I am not drawn to books that are all one tone, especially sad or guilty or wrong or dark or depressed. Or all one pace. (Well, except for Alexander McCall-Smith’s #1 Ladies Detective Agency books, which are quite hilarious at their languid pace.) But usually, I want a variety of feelings and paces in a book.

I want adventure—not just people sitting around talking. Physical adventure. Trips to strange locations. Indiana Jones and that giant rolling rock. Miss Polly on the railroad track.

I want buckets of humor and a pervasive light-hearted tone, with darker things rolling through the story just enough to make the reading ride a satisfying one.

I usually want a female protagonist, a smart, can-do, somewhat earthy, imperfect female—with a brain. Maybe a tall one or a heavy one or a black one or a Chinese. Maybe an older one or a younger one or one with an interesting occupation. Variety is the spice of reading, but I will no longer abide 300 pages in the head of any character who is “too dumb to live.”

I want some mystery. In fact, I’m a bit tired of murder, but give me some kind of mystery to keep me turning pages.

I want some romance. Not highly telegraphed romance, but surprise romance, the kind where I didn’t totally see it coming from page one.

I also want interesting information dispersed throughout the book. (For example, all that info about bees in Sue Monk Kidd’s The Secret Life of Bees. Or Dick Francis books that each center on a different profession.)
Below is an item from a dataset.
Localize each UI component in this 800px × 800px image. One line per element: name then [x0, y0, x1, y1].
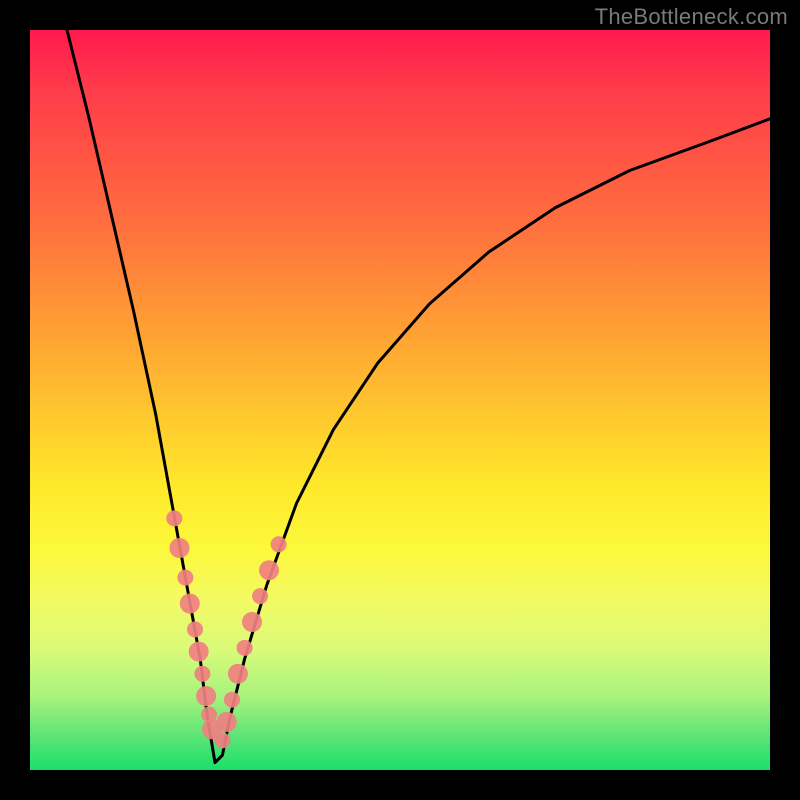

I want characters with mixed emotions and complicated lives and odd quirks, who may or may not be predictable. Don’t give me stereotypical characters unless you write them fabulous dialogue and place them in an unusual setting. (Janet Evanovich continues to keep me laughing after twenty-one books with the same crew—it’s gotta be the dialogue.)
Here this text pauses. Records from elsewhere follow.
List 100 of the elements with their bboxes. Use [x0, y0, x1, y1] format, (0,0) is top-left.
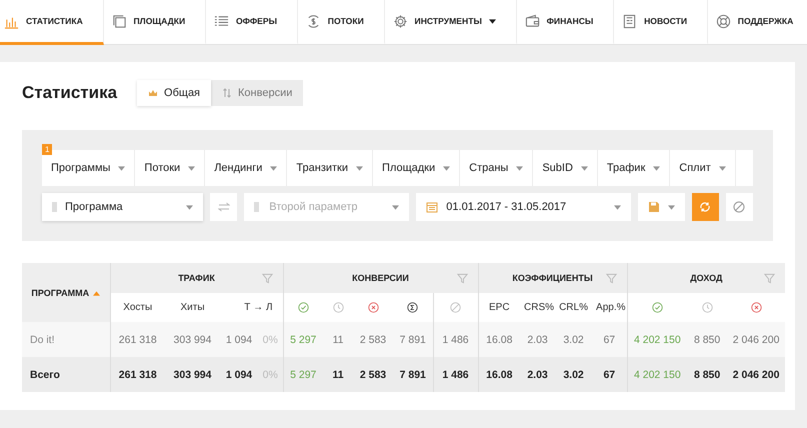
caret-icon	[356, 166, 364, 170]
swap-button[interactable]	[210, 193, 238, 221]
reset-button[interactable]	[726, 193, 753, 221]
table-cell: 7 891	[393, 357, 434, 392]
table-cell: 16.08	[478, 322, 520, 357]
grip-icon	[52, 202, 57, 212]
swap-icon	[218, 201, 230, 213]
wallet-icon	[524, 14, 540, 28]
second-parameter-field[interactable]: Второй параметр	[267, 200, 384, 214]
table-cell: 11	[323, 322, 354, 357]
nav-tab[interactable]: СТАТИСТИКА	[0, 0, 104, 45]
group-header: ДОХОД	[690, 273, 722, 283]
calendar-icon	[426, 201, 438, 213]
table-cell: Do it!	[22, 322, 110, 357]
second-parameter-select[interactable]: Второй параметр	[244, 193, 410, 221]
cross-circle-icon	[368, 302, 379, 313]
nav-tab[interactable]: ИНСТРУМЕНТЫ	[384, 0, 517, 45]
nav-tab[interactable]: ПЛОЩАДКИ	[104, 0, 206, 45]
list-icon	[214, 14, 229, 28]
cross-circle-icon	[750, 302, 762, 313]
table-cell: 0%	[258, 322, 284, 357]
table-cell: 2 046 200	[727, 322, 786, 357]
refresh-button[interactable]	[692, 193, 719, 221]
newspaper-icon	[622, 14, 638, 28]
table-cell: 3.02	[555, 322, 592, 357]
filter-icon[interactable]	[606, 273, 617, 284]
table-cell: 1 094	[220, 357, 258, 392]
caret-icon	[516, 166, 524, 170]
table-cell: 3.02	[555, 357, 592, 392]
crown-icon	[148, 88, 158, 98]
table-cell: 2 583	[353, 322, 394, 357]
table-cell: 16.08	[478, 357, 520, 392]
table-cell: 8 850	[687, 357, 728, 392]
caret-icon	[443, 166, 450, 170]
sort-arrows-icon	[222, 88, 232, 98]
group-header: КОЭФФИЦИЕНТЫ	[512, 273, 593, 283]
table-cell: 261 318	[110, 322, 165, 357]
table-cell: 1 486	[433, 357, 478, 392]
check-circle-icon	[652, 302, 663, 313]
grip-icon	[254, 202, 260, 212]
group-header: ТРАФИК	[178, 273, 215, 283]
filter-icon[interactable]	[456, 273, 468, 284]
table-cell: Всего	[22, 357, 110, 392]
date-range-select[interactable]: 01.01.2017 - 31.05.2017	[416, 193, 631, 221]
floppy-icon	[648, 201, 660, 213]
nav-tab[interactable]: ОФФЕРЫ	[206, 0, 298, 45]
nav-tab[interactable]: ПОТОКИ	[298, 0, 385, 45]
clock-icon	[702, 302, 713, 313]
caret-icon	[668, 204, 675, 210]
caret-icon	[118, 166, 126, 170]
table-cell: 4 202 150	[627, 322, 688, 357]
caret-icon	[580, 166, 588, 170]
first-parameter-select[interactable]: Программа	[42, 193, 204, 221]
caret-icon	[270, 166, 278, 170]
coin-icon	[306, 14, 321, 28]
caret-icon	[188, 166, 196, 170]
column-header: Хосты	[123, 302, 152, 313]
table-cell: 5 297	[283, 357, 324, 392]
column-header: CRL%	[559, 302, 588, 313]
gear-icon	[392, 14, 408, 28]
view-tab[interactable]: Общая	[137, 80, 212, 106]
count-badge: 1	[42, 144, 52, 155]
table-cell: 7 891	[393, 322, 434, 357]
table-cell: 67	[592, 322, 628, 357]
view-tab[interactable]: Конверсии	[211, 80, 304, 106]
caret-icon	[718, 166, 726, 170]
table-cell: 67	[592, 357, 628, 392]
blocked-icon	[450, 302, 462, 313]
table-cell: 2.03	[520, 357, 556, 392]
caret-icon	[186, 204, 194, 210]
column-header: Хиты	[180, 302, 205, 313]
nav-tab[interactable]: НОВОСТИ	[614, 0, 708, 45]
caret-icon	[392, 204, 400, 210]
table-cell: 2.03	[520, 322, 556, 357]
nav-tab[interactable]: ПОДДЕРЖКА	[708, 0, 807, 45]
table-cell: 4 202 150	[627, 357, 688, 392]
page-title: Статистика	[22, 83, 118, 103]
filter-icon[interactable]	[764, 273, 776, 284]
table-cell: 1 094	[220, 322, 258, 357]
table-cell: 303 994	[165, 357, 220, 392]
table-cell: 303 994	[165, 322, 220, 357]
caret-icon	[653, 166, 660, 170]
sigma-circle-icon	[407, 302, 418, 313]
group-header: КОНВЕРСИИ	[352, 273, 409, 283]
column-header: EPC	[489, 302, 510, 313]
table-cell: 5 297	[283, 322, 324, 357]
save-button[interactable]	[638, 193, 685, 221]
caret-icon	[614, 204, 621, 210]
column-header: Т → Л	[244, 302, 273, 313]
clock-icon	[332, 302, 344, 313]
nav-tab[interactable]: ФИНАНСЫ	[516, 0, 614, 45]
pages-icon	[112, 14, 126, 28]
column-header: App.%	[596, 302, 626, 313]
blocked-icon	[733, 201, 746, 213]
filter-icon[interactable]	[262, 273, 273, 284]
check-circle-icon	[298, 302, 309, 313]
column-header[interactable]: ПРОГРАММА	[22, 263, 110, 322]
refresh-icon	[699, 201, 712, 213]
table-cell: 2 583	[353, 357, 394, 392]
lifebuoy-icon	[716, 14, 731, 28]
Did I say dialogue? Oh, yes. I want awesome, hilarious, uproarious dialogue. Sharp and real. I loooooove great dialogue.

And I want a real, palpable setting, one that’s so real it becomes a character in its own right. It can have a fictitious name, but I want to smell it and feel it and taste it and hear it, as well as see it. And I want a real time frame with real technology and brand names from this time frame to enrich the story.

So I write. I write about situations I have known as met by characters who I only partly know. I throw in characters I’ve never met and see what happens. I have a vague idea what I’m going to write about, and then I keep it light, adding highs and lows and lots of adventure. Once I start the book, the characters often chime in and tell me what comes next. I let them. Sometimes, they lead me into rich territory. Sometimes, their insights need editing. But that’s my adventure of sitting at the keyboard. That’s the magic of writing for me.